ボシュ・ヘルス・カンパニー(旧ヴァリアント・ファーマシューティカルズ)(ティッカー:BHC)
どうもこんにちは。決算書マンです。
以前に「ジョン・ポールソンのポートフォリオ」で調べた時に保有比率1位だったボシュ・ヘルス・カンパニー(ティッカー:BHC)を今回は取り上げたいと思います。
旧会社名はヴァリアント・ファーマシューティカルズです。
空売り投資家として有名なシトロン・リサーチのアンドリュー・レフトに名指しで批判されていたりと何かと悪いイメージがつきまとっていたので、会社名を変更してそのイメージだけでも払拭したかったのだと思います。
それでは見てみましょう。
★売上高
※単位:百万ドル
売上高は2015年をピークに少しずつ減少していっています。
★営業利益
※単位:百万ドル
営業利益にいたっては2014年をピークに下がっています。
明らかな衰退傾向。
★純利益
※単位:百万ドル
しかし純利益は売上・営業利益と全く様相が違います。
いずれにせよデコボコしていて安定感は皆無。
★売上高&営業利益&純利益
※単位:百万ドル
純利益は本業以外の利益や損失など一時的な要因を含むのであまりアテにならないと思っています。
そういう意味では2014年~2015年くらいをピークとして、全体的には業績は下降傾向にあるようです。
★在庫回転日数
※単位:日
在庫回転日数はどちらかと言うと遅くなっているようです。
★売上高&在庫回転日数
※左軸:売上高(百万ドル) 右軸:在庫回転日数(日)
2016年に関しては売上が減少しているのに在庫回転日数は遅くなっているというけっこう怪しげな現象が発生していましたが、翌年には両指標とも足並みを揃えているのでそういう意味では持ち直した(?)ようです。
★流動比率
手元流動性はギリギリ。
財務基盤は割と弱めなようです。
全く一貫性がないので何とも言えない。
★営業CF
※単位:百万ドル
純利益はデコボコでしたが、営業CFはかなり安定した数値を記録しています。
営業CFが安定している主な要因は「多額の減価償却費」です。
見た目の業績は微妙だけど、実質は安定している可能性があります。
★実質投資CF(設備投資の売買+子会社の売買)
※単位:百万ドル
普段はそうでもないけれども、突発的にお金を使う傾向があるようです。
★実質FCF
※単位:百万ドル
気まぐれなので自由資金が残っていたり残っていなかったり。
★設備投資比率
会社買収を含めると、ときたま大量のお金を使っているように見えましたが、設備投資費自体は低く抑えることが出来ているようです。
効率自体は良い。
★予想純利益
※単位:百万円
営業利益がぐにゃぐにゃしていて成長率の再現性が無いと考えたため、今回は直近の純利益と来期予想の純利益のみ記載します。
さすがに純利益は減るようです。
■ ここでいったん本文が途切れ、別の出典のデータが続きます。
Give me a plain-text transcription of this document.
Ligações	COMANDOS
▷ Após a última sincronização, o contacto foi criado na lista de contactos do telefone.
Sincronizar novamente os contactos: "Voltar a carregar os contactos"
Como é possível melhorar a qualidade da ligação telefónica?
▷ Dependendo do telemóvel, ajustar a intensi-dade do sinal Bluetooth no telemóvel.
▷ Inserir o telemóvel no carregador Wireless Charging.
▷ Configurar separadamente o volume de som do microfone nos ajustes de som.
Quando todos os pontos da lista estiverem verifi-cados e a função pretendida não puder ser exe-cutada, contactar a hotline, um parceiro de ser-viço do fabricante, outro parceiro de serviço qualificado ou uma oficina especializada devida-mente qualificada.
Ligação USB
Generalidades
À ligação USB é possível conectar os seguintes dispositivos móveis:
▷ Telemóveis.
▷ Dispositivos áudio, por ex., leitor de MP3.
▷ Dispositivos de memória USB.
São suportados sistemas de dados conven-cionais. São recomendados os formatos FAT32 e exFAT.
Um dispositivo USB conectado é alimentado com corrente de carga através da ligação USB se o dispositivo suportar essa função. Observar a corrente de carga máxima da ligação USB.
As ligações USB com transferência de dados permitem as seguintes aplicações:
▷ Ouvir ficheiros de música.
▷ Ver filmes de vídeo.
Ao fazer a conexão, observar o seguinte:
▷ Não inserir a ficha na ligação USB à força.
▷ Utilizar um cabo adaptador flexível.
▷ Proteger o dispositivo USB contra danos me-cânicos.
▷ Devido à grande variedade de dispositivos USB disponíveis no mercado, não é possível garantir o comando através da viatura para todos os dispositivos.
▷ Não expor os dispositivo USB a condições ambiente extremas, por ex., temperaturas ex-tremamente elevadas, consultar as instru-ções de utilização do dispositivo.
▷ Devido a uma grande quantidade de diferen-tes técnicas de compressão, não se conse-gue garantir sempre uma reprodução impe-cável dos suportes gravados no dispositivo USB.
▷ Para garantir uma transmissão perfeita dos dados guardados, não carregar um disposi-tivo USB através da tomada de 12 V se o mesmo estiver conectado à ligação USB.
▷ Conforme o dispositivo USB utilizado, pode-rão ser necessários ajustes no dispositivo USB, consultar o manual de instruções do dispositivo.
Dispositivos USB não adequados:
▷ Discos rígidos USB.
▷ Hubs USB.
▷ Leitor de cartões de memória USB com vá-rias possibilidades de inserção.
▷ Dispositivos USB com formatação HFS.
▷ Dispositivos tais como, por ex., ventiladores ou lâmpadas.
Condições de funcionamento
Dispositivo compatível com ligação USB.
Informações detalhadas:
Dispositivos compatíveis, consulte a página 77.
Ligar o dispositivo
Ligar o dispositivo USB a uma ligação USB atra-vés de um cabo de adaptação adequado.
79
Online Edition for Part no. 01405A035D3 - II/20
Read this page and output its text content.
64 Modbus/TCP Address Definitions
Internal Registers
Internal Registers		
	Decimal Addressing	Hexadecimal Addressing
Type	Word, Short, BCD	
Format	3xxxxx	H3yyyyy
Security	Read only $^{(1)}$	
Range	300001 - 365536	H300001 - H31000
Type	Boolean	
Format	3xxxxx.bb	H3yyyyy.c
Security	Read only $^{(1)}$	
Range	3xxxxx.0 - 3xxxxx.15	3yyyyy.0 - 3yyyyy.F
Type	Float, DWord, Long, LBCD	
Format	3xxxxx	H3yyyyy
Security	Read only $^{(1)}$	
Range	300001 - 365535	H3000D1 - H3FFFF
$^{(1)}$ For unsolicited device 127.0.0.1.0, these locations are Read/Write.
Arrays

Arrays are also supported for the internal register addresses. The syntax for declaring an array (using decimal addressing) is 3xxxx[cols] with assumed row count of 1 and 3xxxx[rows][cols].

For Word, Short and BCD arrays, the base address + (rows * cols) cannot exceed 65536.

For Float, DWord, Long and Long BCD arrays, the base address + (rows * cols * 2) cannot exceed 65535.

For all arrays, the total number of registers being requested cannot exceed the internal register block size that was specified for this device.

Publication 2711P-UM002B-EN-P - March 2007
やはりデコボコしていて再現性が無い。
★予想純利益に基づくPER
※株価は2019年1月7日終値
※「来期予想」は来期で純利益の成長がストップして、その後は横ばいで変化しない場合を仮定
※「利益を出し続けている限りは銀行や投資家はお金を貸し続けてくれる」という仮定のもと、借入金の返済義務分は株価のバリュエーションに組み込まないこととする
そして来期予想の純利益をもとに計算したPERはめちゃくちゃに低い数値となりました。
来期予想の純利益額を今後も変わらず出し続けれてくれるならば、非常に割安だと思います。
★成長率を加味した理論利回り
※理論利回り(%)=1÷PER
過去の実績だと純利益がデコボコしていたので何とも言えませんが、来期以降も純利益額が継続するのであれば年率17%くらいの利回りが期待出来るという結果となりました。
まとめると、
・全体的な業績は2014年~2015年をピークにして下降傾向
・財務基盤はけっこう弱め
・純利益は全く安定していないが、営業CFは非常に安定している
・設備投資費をかなり低く抑えている
・たまに大きな買い物をする傾向がある
・来期予想の純利益額が継続すると仮定するなら、年率17%くらいのリターンを期待出来る
ということになります。
損益計算書はぐちゃぐちゃだけどCF計算書は割と好感が持てて、そして条件付きではありますが「かなり割安そうな銘柄」であることがわかりました。
製薬業界の再編にもけっこう深く立ち入っている企業なので、ポールソンは「業界再編による何がしかのメリット」と「バリュエーション評価による割安さ」の2つの理由でこの企業を保有しているのではないかと思います。